Coined by our love, stamped
With our images, how you
Enrich us! Both
you make one. Welcome
to your white sheet,
my best poem.
the visitors' bell
scissored the calm
of the corridors.
The doctor walked with
to the slicing doors.
His hand is upon my arm,
his voice - I have to tell
you - set another bell
beating in my head:
your son is a mongol
the doctor said.
How easily the word went in -
clean as a bullet
leaving no mark on the skin,
stopping the heart within it.
This was my first death.
The 'I ' ascending on a slow
Last thermal breath
studied the man below
as a pilot treading air might
the buckled shell of his plane -
boot, glove and helmet
feeling no pain
from the snapped wires' radiant ends.
Looking down from a thousand feet
I held four walls in the lens
of an eye; wall, window, the street
a torrent of windscreens, my own
car under its almond tree,
and the almond waving me down.
I wrestled against gravity,
but light was melting and the gulf
cracked open. Unfamiliar
the body of my late self
I carried to the car.
The hospital - its heavy freight
lashed down ship-shape ward over ward -
steamed into night with some on board
soon to be lost if the desperate
charts were known. Others would come
altered to land or find the land
altered. At their voyage's end
some would be added to, some
diminished. In a numbered cot
my son sailed from me; never to come
ashore into my kingdom
speaking my language. Better not
look that way. The almond tree
was beautiful in labour. Blood-
dark, quickening, bud after bud
split, flower after flower shook free.
On the darkening wind a pale
face floated. Out of reach. Only when
the buds, all the buds were broken
would the tree be in full sail.
In labour the tree was becoming
itself. I, too, rooted in earth
and ringed by darkness, from the death
of myself saw myself blossoming,
wrenched from the caul of my thirtyJon Stallworthy
years' growing, fathered by my son,
unkindly in a kind season
by love shattered and set free.
It tells a story and one that any reader can relate to: a father rushes to the hospital for the birth of his son, and is told that the son has Down's Syndrome. Stallworthy calls it the most straightforwardly autobiographical of his poems.

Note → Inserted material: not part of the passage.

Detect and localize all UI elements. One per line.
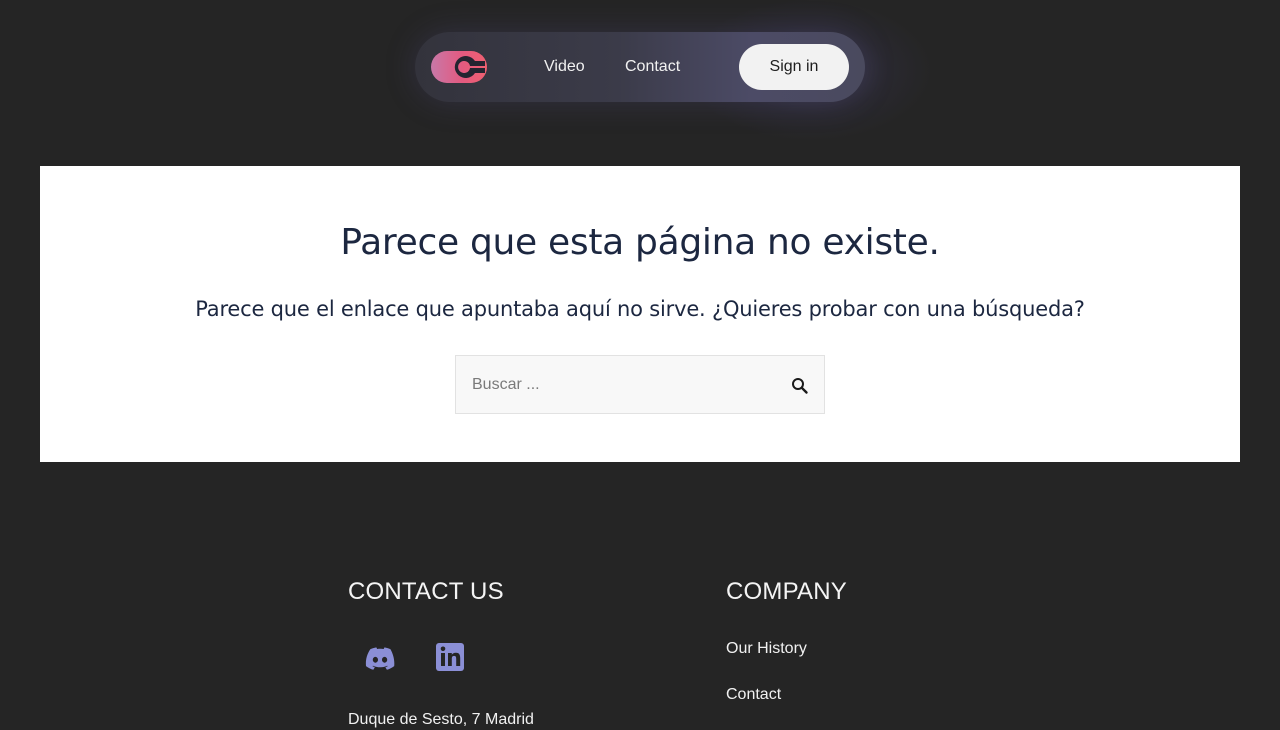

Look at how the emotions shift from stanza to stanza. As the father drives to the hospital, there's a real sense of elation as he contemplates his son's birth and the passing on of new life down the generations. (I love the image of the blood running under arches of bone - a river of life, flowing from father to son across the ages.)
By the end of stanza 4 I'm all choked up when I reach this expression of love: "Welcome/to your white sheet,/my best poem." What more fitting tribute from a poet! (Stallworthy later said that the words were an unconcious echo of Ben Jonson's elegy, On My First Son):
But then there are the doctor's words to shatter his joy. "How easily the word went in -/clean as a bullet/leaving no mark on the skin,/stopping the heart within it." These words bring home the emotional impact of the news.
Isn't it just so true that at the moments of greatest trauma we feel distanced from our physical body, as if we are observing ourselves from a distance? Stallworthy compares himself to a pilot treading air after being ejected mid-air, and watching the wreck of everything from above. Part of him dies at that moment: "This was my first death".
In a sense too, there's a bereavement that he has to handle. The son of his hope and imagination is drifting away from him, to be replaced with someone who will never speak his language (in a metaphorical sense). But from that pain grows transformation and new awareness. And he realises that he'll learn a different lesson of love from his handicapped child.
Just as physical objects become invested with greater meaning at moments of emotional crisis. (We seem to notice things in much greater detail.) The blossoming almond tree outside the hospital seems complicit in everything.
I seldom reach the end of the poem with dry eyes. Stallworthy is as powerful a story-teller as any fiction writer.